Ҡìʂâɦ 29

530 108 24
                                    

Sedayu mengunyah makanannya dengan pandangan kosong. Makanan yang disediakan di keraton itu selalu enak tapi kali ini Sedayu tidak menikmatinya sama sekali. Siapa juga yang masih bisa napsu makan jika hati sedang kacau balau begini?

"Makan dengan benar!" suara teguran dari Nyai Pradni seketika membuat Sedayu mendongak menatap gurunya itu.

"Hmm." Sedayu berdeham kemudian malah menghentikan kegiatan makannya. Memilih beralih meneguk air di gelas saja.

"Kau juga ingin ikut mati dengan cara mogok makan, begini?" sindir Nyai Pradni.

"Uhuuuuk... Uhuuuk..." Sedayu terbatuk saat air yang seharusnya masuk kerongkongan malah salah arah menuju tenggorokannya.

"Ckckck." Nyai Pradni berdecak kala melihat mangkuk sayur di depannya terkena muncratan air dari mulut Sedayu. Sedikit memang tapi tentu membuatnya membatalkan niat untuk menambahkan sayur ke piringnya lagi.

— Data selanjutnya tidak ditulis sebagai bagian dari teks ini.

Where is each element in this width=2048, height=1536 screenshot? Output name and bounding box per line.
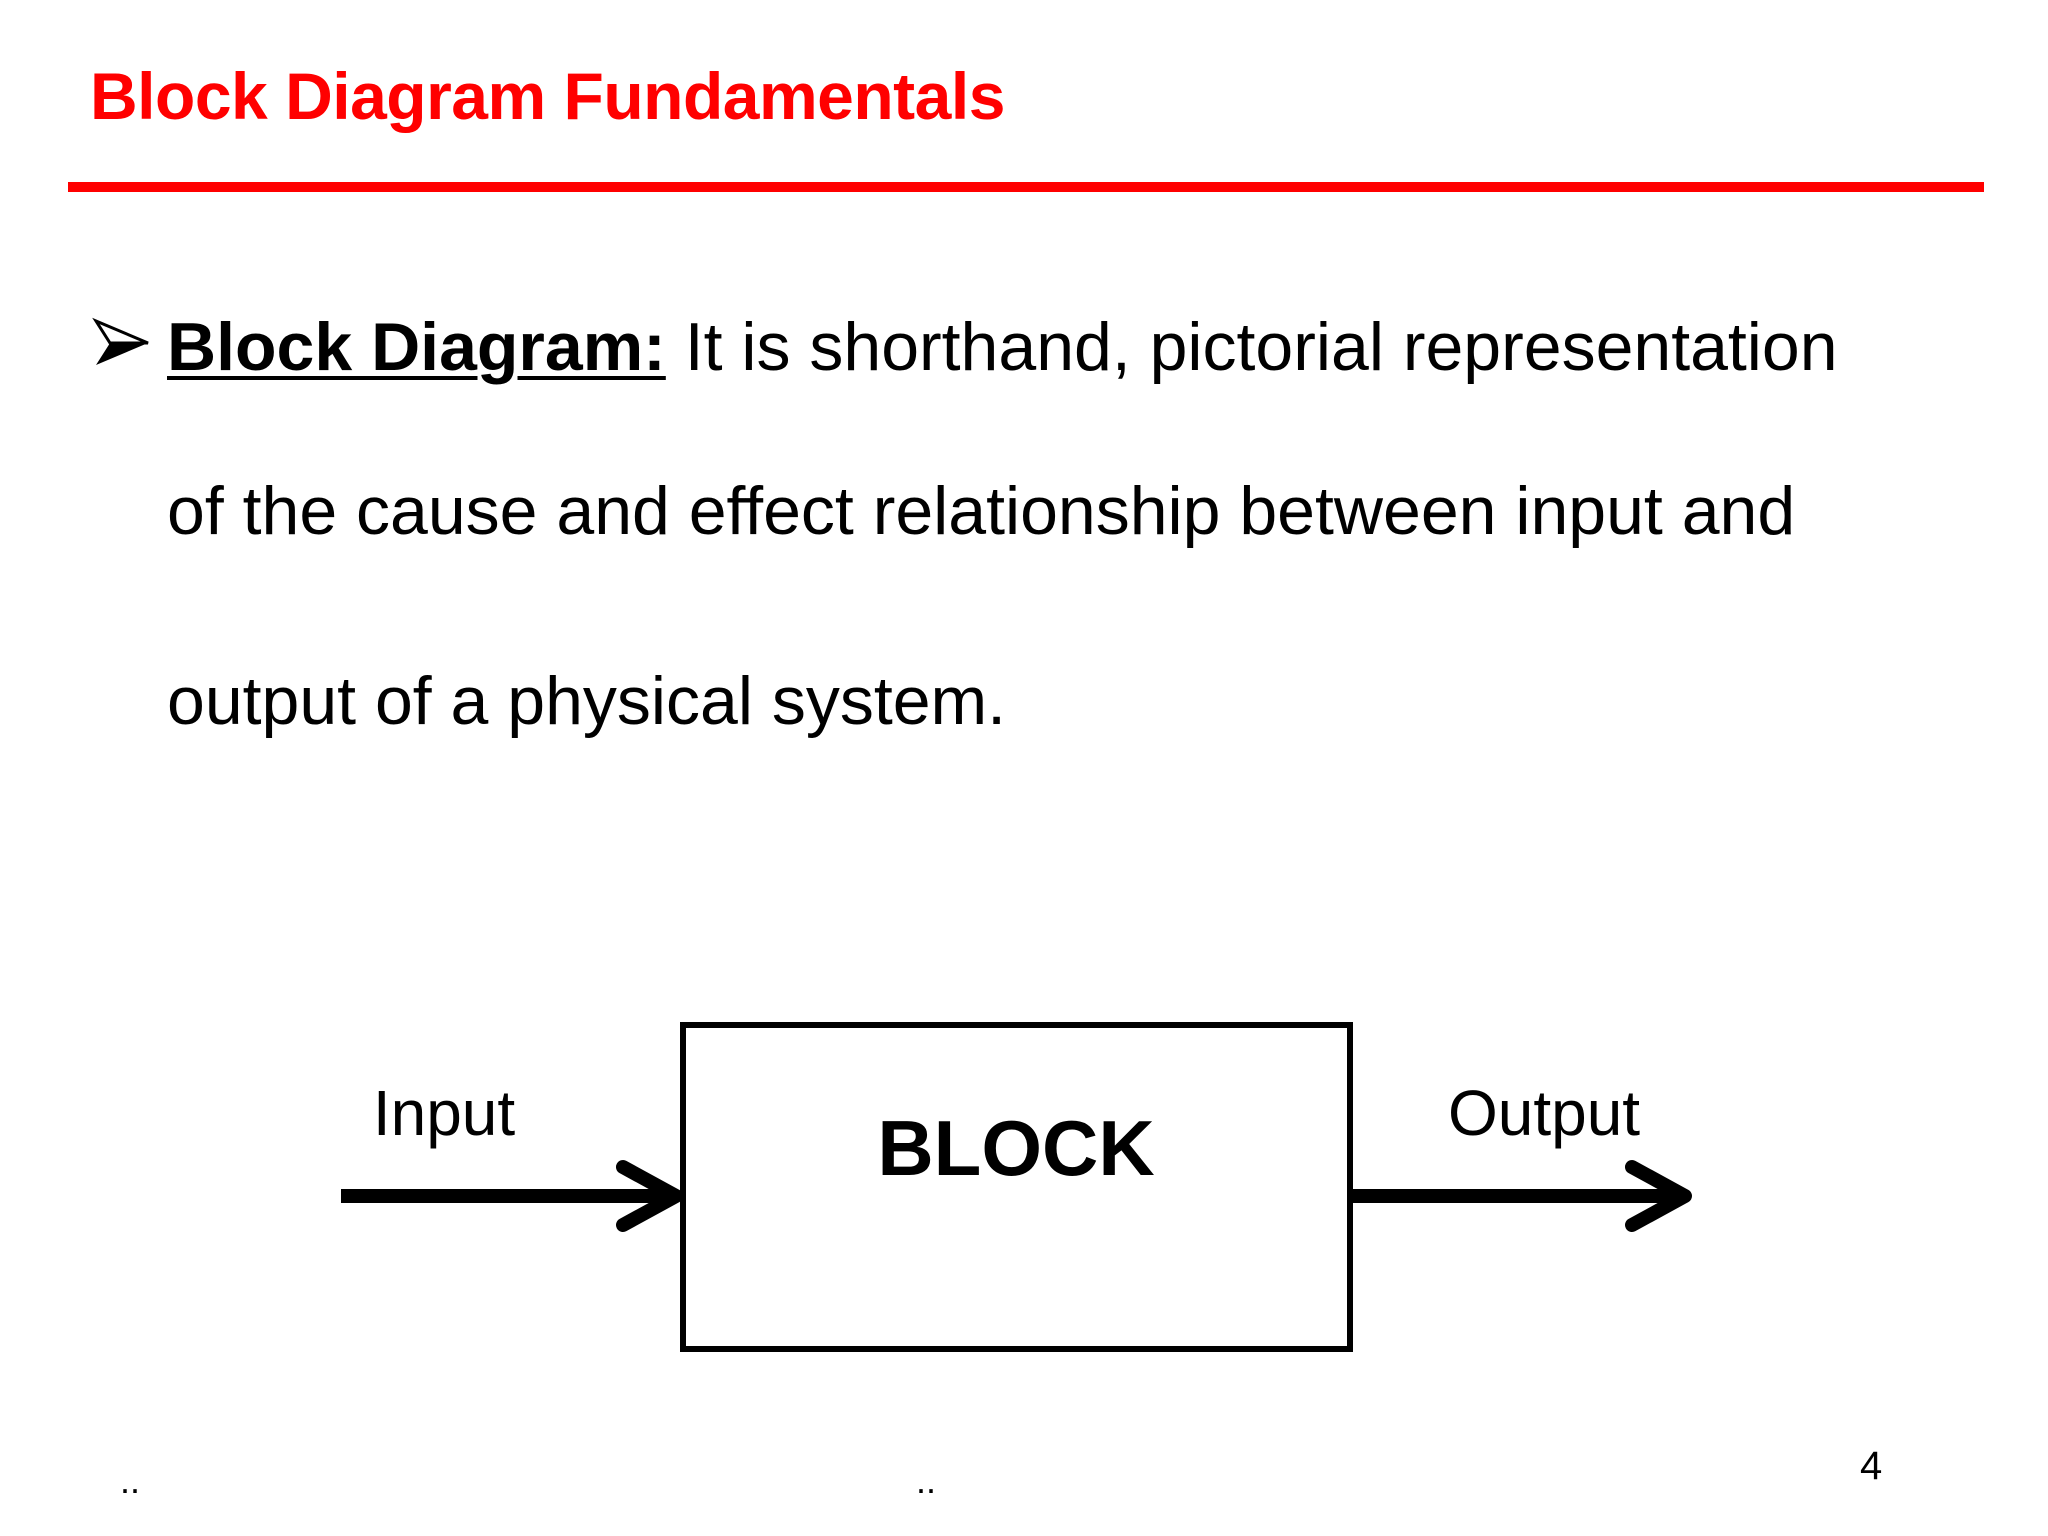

"___" Sedayu tak menjawab dan malah sibuk menyeka mulut yang basah. Matanya mengerjab sebab tidak menyangka gurunya mengetahui rahasia yang coba disimpan rapat-rapat oleh Sedayu. Entah Sedayu yang terlalu bodoh dan naif atau Nyai Pradni yang kelewat cerdas.

Kemalangan masih menaungi Kesultanan Mataram. Seakan belum cukup dengan masalah Gusti Kanjeng Putri Pembayun yang pelik dan tentu belum akan beres dalam waktu dekat walau sebulan telah berlalu sejak kematian tragis Ki Ageng Mangir Wanabaya. Kini masalah bertambah dengan kedatangan kembali Pangeran Rangga Samudra ke keraton Mataram.

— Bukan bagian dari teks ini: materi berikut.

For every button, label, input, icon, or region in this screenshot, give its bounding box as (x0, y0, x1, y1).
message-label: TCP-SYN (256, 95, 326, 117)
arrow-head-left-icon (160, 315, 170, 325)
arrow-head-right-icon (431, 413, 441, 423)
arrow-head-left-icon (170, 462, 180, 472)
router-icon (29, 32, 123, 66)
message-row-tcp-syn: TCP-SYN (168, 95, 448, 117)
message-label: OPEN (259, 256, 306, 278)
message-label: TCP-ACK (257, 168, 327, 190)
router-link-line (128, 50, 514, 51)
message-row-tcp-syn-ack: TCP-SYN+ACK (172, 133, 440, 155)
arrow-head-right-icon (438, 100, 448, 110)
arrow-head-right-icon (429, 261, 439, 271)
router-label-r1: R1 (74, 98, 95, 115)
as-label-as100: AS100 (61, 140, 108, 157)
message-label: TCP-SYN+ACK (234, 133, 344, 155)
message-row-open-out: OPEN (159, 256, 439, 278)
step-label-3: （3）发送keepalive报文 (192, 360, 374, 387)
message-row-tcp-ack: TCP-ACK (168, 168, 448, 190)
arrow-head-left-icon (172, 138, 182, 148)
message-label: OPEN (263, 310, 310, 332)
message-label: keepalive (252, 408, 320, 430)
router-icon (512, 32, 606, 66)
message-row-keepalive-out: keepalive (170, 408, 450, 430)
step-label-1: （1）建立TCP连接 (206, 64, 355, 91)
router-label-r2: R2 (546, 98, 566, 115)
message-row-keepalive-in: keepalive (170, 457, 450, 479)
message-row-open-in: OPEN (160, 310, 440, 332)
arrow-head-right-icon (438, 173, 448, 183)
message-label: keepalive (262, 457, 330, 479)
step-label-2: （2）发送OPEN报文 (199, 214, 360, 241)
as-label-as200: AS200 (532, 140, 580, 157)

Keraton adalah rumah bagi Pangeran Rangga Samudra jadi wajar jika laki-laki itu pulang. Masalahnya, setelah belajar pada Ki Juru Martani alias kakek buyutnya itu, sang Pangeran bukan bertambah sakti, akan tetapi justu sebaliknya. Pangeran Rangga Samudra datang dalam keadaan terluka... ralat, terluka parah menuju sekarat tepatnya.

Berita yang tentu menggegerkan keraton. Tidak sedikit yang mengaitkan kejadian ini dengan karma buruk atas tindakan Panembahan Senopati pada menantunya sebulan lalu. Orang-orang masih percaya adanya karma. Setiap perbuatan manusia itu pasti akan mendapat balasan. Perbuatan baik mendatangkan kebaikan sedangkan perbuatan buruk mendatangkan keburukan pula.

Mata dibayar mata.

Gigi dibayar gigi.

Nyawa dibayar nyawa.

Pangeran Rangga Samudra memang berguru kepada Ki Juru Martani. Namun, beliau tidak ada kaitannya sama sekali dengan terlukanya sang cicit. Bahkan baru tahu ketika dikirimi surat resmi dari Mataram. Alhasil, beliau kembali ke Keraton Mataram padahal sedang menyepi di masa tuanya. Patih baru Mataram telah ditetapkan sebagai pengganti Ki Juru Martani jadi beliau sebenarnya tidak ingin lagi mengurusi masalah duniawi.

Kisah nahas Pangeran Rangga Samudra berawal setelah dirinya selesai berguru pada Ki Juru Martani. Saat akan kembali ke keraton Mataram, katanya sang Pangeran mendengar kabar ada ular besar yang mengganggu warga di Desa Patalan, dekat Parangtritis. Sangking besarnya si ular malah dikira ular naga. Korban ular itu juga cukup banyak.

Mendengar kabar tersebut tentu membuat Pangeran Rangga Samudra merasa tertantang. Sebagai calon Sultan Mataram, Pangeran Rangga Samudra merasa bahwa dirinya turut bertangung jawab dan harus melindungi rakyat. Selain itu, sang Pangeran ingin mempraktekkan ilmu baru yang telah diajarkan oleh Ki Juru Martani padanya.